Sanjay and Shravan, Class 6 and 8 students at a local school, have a business plan: Get popular and earn profits through advertising. “We have left space for ads in the applications. We’ve already earned our first $100,” says Sanjay.
Apple keeps 30% of the ad revenue, says the boys’ father, Kumaran Surendran, a 45-year-old director with an IT firm. “Our dad helped us a lot. He taught us programming and his guidance made us what we are today. Confident programmers,” says Shravan.
Their other apps on the App Store are ‘Alphabet Board’, ‘Prayer Planet’ and ‘Colour Pallette’, which together have been downloaded over 10,000 times. In the works is ‘Olympic Thief’, which they plan to have ready in time for the London Games.

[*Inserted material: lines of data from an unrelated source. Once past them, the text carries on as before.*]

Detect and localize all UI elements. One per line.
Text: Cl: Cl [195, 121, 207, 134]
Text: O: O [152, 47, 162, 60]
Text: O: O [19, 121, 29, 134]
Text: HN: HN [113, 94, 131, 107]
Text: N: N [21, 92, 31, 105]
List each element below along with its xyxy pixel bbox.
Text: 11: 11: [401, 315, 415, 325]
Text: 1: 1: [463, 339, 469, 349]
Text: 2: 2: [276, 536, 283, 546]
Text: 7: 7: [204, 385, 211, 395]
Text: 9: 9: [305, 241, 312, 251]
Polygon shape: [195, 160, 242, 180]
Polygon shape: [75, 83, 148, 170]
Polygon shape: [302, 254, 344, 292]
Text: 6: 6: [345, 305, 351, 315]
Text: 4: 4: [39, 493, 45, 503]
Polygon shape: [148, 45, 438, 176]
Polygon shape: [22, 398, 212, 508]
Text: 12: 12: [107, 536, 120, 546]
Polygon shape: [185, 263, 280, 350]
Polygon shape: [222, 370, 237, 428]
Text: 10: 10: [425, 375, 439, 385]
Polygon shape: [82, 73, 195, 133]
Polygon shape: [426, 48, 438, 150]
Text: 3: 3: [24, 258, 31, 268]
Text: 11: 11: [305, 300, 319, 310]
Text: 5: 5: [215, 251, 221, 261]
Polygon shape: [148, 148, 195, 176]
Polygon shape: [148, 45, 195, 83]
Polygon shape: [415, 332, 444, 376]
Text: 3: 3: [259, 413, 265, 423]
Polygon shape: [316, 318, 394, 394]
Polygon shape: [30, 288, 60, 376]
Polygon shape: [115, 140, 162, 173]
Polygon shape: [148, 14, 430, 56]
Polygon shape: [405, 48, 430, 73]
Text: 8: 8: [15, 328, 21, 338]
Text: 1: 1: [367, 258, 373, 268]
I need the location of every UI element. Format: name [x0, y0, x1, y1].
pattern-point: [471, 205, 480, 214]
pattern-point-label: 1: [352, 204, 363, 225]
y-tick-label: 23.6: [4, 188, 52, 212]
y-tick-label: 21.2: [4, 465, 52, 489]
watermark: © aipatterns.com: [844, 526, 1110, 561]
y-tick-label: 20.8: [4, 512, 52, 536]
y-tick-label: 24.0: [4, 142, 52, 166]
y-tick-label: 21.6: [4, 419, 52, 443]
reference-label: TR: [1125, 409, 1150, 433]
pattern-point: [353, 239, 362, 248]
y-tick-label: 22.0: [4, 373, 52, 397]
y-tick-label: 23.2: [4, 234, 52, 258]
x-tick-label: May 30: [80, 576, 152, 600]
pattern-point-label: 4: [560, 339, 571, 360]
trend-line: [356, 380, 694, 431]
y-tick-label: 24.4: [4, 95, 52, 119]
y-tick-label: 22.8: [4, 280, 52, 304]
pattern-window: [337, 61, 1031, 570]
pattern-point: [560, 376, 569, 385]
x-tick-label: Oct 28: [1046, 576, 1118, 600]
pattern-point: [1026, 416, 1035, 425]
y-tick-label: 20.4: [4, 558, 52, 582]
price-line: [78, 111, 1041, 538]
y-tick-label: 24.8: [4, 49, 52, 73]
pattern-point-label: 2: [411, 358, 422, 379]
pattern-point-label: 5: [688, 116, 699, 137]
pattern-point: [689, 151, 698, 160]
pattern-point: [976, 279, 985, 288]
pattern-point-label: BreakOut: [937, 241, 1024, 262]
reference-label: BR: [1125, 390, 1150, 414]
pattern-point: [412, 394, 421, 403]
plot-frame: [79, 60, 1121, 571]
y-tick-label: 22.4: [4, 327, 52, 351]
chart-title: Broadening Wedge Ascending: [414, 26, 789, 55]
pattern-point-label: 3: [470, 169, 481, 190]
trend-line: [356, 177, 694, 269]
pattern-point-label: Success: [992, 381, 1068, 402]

“We can do it in two weeks,” says Sanjay. “One month is more like it,” says his more cautious father.
The boys aren’t in it just for fun and games. “We have great plans for the future, to develop applications in the education arena that are cheap and accessible to many,” says the young CEO.
The brothers’ own education is equally important. “They must ration their time for the company, as studies are very important. At best, one hour a day,” says Surendran.

What about money? That’s not the objective, “though some companies have evinced interest in tie-ups”, says Surendran. But the boys are confident they will be successful and plan to “invest the money to help the poor”.